Currently, Briostatin cancer drugs are being tested for phase L and phase II cancer in accordance with the program of the American National Institute of Clinical Trials. Brisostatin-1 is a natural class of chemical that is toxic to cells (cytotoxic). Drugs for treating cancer of Briostatin are produced by the bacterium Candidatus endobugula sertula and are found in the marine mshanzone Bugula neritina. The iron-like bacterium C. endobugula sertula produces chemical briostatin during the larval stage of bryozoa development. Young larvae of bryozoans are covered with this compound, allowing young larvae to be unpleasant and unpleasant for predators.

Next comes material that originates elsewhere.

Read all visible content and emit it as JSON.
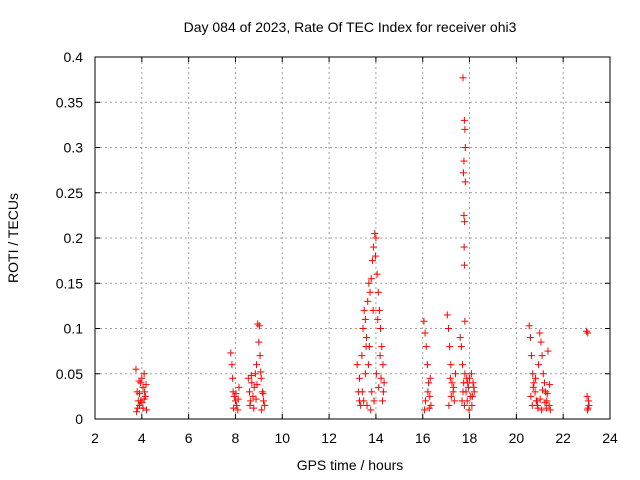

Bryozoan Bugula neritina is a small aquatic animal less than 1 mm long that forms colonies similar to corals and sponges. Briozoan colonies can be of different plant types, like moss, branch or tree, to gelatinous masses. Bryozoans are water supplies. There are more than 5,000 species of bryozoans in the world with approximately 50 species of freshwater species. More noticeable 130 species of bryozoans, as a rule, are unpleasant animal hulls, moorings, moorings and docks. Some freshwater species form large jelly-like masses, which tend to clog up industrial water intakes. Bryozoin Bugula neritina is found in the Pacific Ocean off the coast of California, in the Gulf of Mexico and in Aomori Bay in Japan.
The best source of cytotoxic chemical briostatin I was discovered in 1968 by owners of Bugula neritina bryozoans. It was found that leukemia meningitis had active anti-leukemia activity. He showed perspective against lung cancer, prostate cancer, non-Hodgkin's lymphoma, and possibly pancreatic cancer. Anti-cancer drugs Briostatin act synergistically with other cancer drugs and are powerful activators of protein kinase C.
Currently, more than 20 species of bryostatin have been identified from the mammal Bugula neritina. It currently consumes about 14 tons of Briozoanin Bugula neritina to produce 1 ounce of Bryostatin. To synthesize briostatin, the chemical formula C47H68O17 with a molecular weight of 905.033, it takes more than 50 steps in the laboratory.
The effective mechanism of bryostatin is its unique ability to activate the cellular signaling enzyme Protein Kinase C (PKC), which leads to the inhibition of the growth of tumor cells and causes the death of tumor cells. PKC is an enzyme that is important for controlling biochemical reactions in the cell. Drugs for treating Briostatin cancer have been associated with the initiation of an immune response, regulation of cell growth activity, as well as in learning and memory. Cancer cells under rapid growth and need controlled growth so that the cells cannot damage the body.
Since it is a PKC promoter, bryostatin is considered to help improve memory and, in particular, to combat Alzheimer's disease. Briostatin has been shown to increase learning speed in rats. About 40 clinical trials of Phase 1 and Phase 2 are currently underway for the use of drugs for the treatment of lung cancer and many cancer patients and in patients with Alzheimer's disease. Clinical trials that were far from cancer, such as: kidney, stomach, chest, prostate, lungs, esophagus, head and neck, ovary, fallopian tube, cervix, multiple myeloma, and leukemia, to name a few.
Currently, Albert Einstein University Yeshiva University is conducting metastatic studies of pancreatic phase II cancer using Briostatin-1 and Paclitaxel. The results of this study and other cancer studies can be found in the program of the American National Institute for Clinical Trials.